Counterbalancing this tendency of belief systems to persist, however, is the human mind/brain’s quest for progress. We humans intrinsically value both novelty and simplicity. And these two values, as we have seen, lead to the possibility of a Lakatosian assessment of the progressiveness of research programmes and other belief systems. We want our thought-systems to grow to encompass newly observed situations, and we desire simplicity of understanding, according to our individual variations on our innate human senses of novelty and simplicity. These two desires cause the human mind – in many cases – to allocate attention away from belief-systems that have become regressive in the Lakatosian sense. And of course, this dynamic on the individual cognitive level is what is responsible for the same dynamic on the sociological level, as is seen in the history of science.
This analysis makes clear one way in which science differs from most other human belief systems. The human mind has a tendency to grow persistent belief-systems, but it also – via its innate quest for novelty and simplicity – has a tendency to seek progressive belief systems. What is unusual about science is the way it values the quest for novelty and conceptual simplicity over the quest for stability and persistence.
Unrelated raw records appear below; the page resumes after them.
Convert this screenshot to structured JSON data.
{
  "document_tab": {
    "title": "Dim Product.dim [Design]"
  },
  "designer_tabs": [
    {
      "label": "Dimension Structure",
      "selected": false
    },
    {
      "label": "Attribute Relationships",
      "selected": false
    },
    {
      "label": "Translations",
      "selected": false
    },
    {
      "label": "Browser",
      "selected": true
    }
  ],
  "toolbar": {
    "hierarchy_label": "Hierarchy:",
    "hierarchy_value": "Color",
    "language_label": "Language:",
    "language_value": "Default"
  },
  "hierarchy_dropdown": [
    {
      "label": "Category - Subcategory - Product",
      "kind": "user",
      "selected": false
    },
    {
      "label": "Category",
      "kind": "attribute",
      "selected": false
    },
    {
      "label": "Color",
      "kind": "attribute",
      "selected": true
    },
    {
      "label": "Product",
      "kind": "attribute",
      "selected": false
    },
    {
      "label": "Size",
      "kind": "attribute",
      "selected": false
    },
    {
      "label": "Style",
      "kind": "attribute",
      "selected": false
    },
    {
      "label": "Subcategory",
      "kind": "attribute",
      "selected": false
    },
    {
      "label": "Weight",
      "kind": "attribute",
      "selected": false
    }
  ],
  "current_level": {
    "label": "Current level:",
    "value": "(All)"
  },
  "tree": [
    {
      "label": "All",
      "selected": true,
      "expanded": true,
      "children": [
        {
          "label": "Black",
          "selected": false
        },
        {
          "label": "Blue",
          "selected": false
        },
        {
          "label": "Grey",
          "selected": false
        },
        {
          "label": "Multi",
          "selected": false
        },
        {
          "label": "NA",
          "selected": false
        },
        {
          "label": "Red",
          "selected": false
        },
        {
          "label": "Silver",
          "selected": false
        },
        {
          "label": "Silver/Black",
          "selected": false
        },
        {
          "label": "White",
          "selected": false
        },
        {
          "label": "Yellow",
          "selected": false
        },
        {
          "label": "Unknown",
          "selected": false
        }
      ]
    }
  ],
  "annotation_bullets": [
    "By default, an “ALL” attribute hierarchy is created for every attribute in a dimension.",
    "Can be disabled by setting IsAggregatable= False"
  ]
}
We thus reach the rather obvious conclusion that individuals who value stability and persistence may be good scientists, but they will be unlikely to create new research programmes. The progress from one research programme to the next is always made by a human being who, psychologically, values novelty and conceptual simplicity over stability. (Of course, however, human psychology is complex, and the same individually may value novelty in one domain and stability in another – at this juncture one may introduce the notion of “subpersonalities” (Goertzel, 1997) and reformulate the previous statement to say that new research programmes are created by individuals with powerful subpersonalities that value novelty and conceptual simplicity over stability.) And this means that science is much more likely to progress in cultures that reinforce these values, than in more “steady-state” oriented societies.
Finally, what does this tell us about the engineering of scientifically accomplished AI systems? The main lesson is that a purely analytical, probability-calculation-based approach will probably never be workable. It will run into the same problems that characterize naïve computational probabilism in the philosophy of science. All the needed probabilities can never be calculated, so heuristics must be used – but these heuristics inevitably wind up being theory-driven, and hence they do not provide an objective way of comparing theories. Probabilistic theory assessment must be augmented by a more system-theoretic sort of theory assessment, such as is provided by the notion of progressiveness. And the notion of simplicity is key here. If an AI program finds different things simple than humans do, it is going to find different scientific theories preferable. This may be a good thing, in some contexts; we may wish AI scientists to derive theories no humans would ever think of. On the other hand, if its innate notion of simplicity is too different from ours, an AI may find itself unable to learn effectively from human scientific knowledge – it may be able to absorb the abstract theoretical statements, but not the intuitions that surround them and guide their use.
· Pelikan, Martin (2002). Bayesian Optimization Algorithm: From Single Level to Hierarchy, Ph.D. Dissertation from the Dept. of Computer Science at the University of Illinois at Urbana-Champaign
· Stcherbatsky, Th. (1958). Buddhist Logic, The Hague, Netherlands: Mouton & Co.
 The ideas given here resemble some that I presented in my 1994 book Chaotic Logic, which also discusses Lakatos, the history of science, and the dynamics of human belief systems; but the treatment here introduces a number of important new ideas.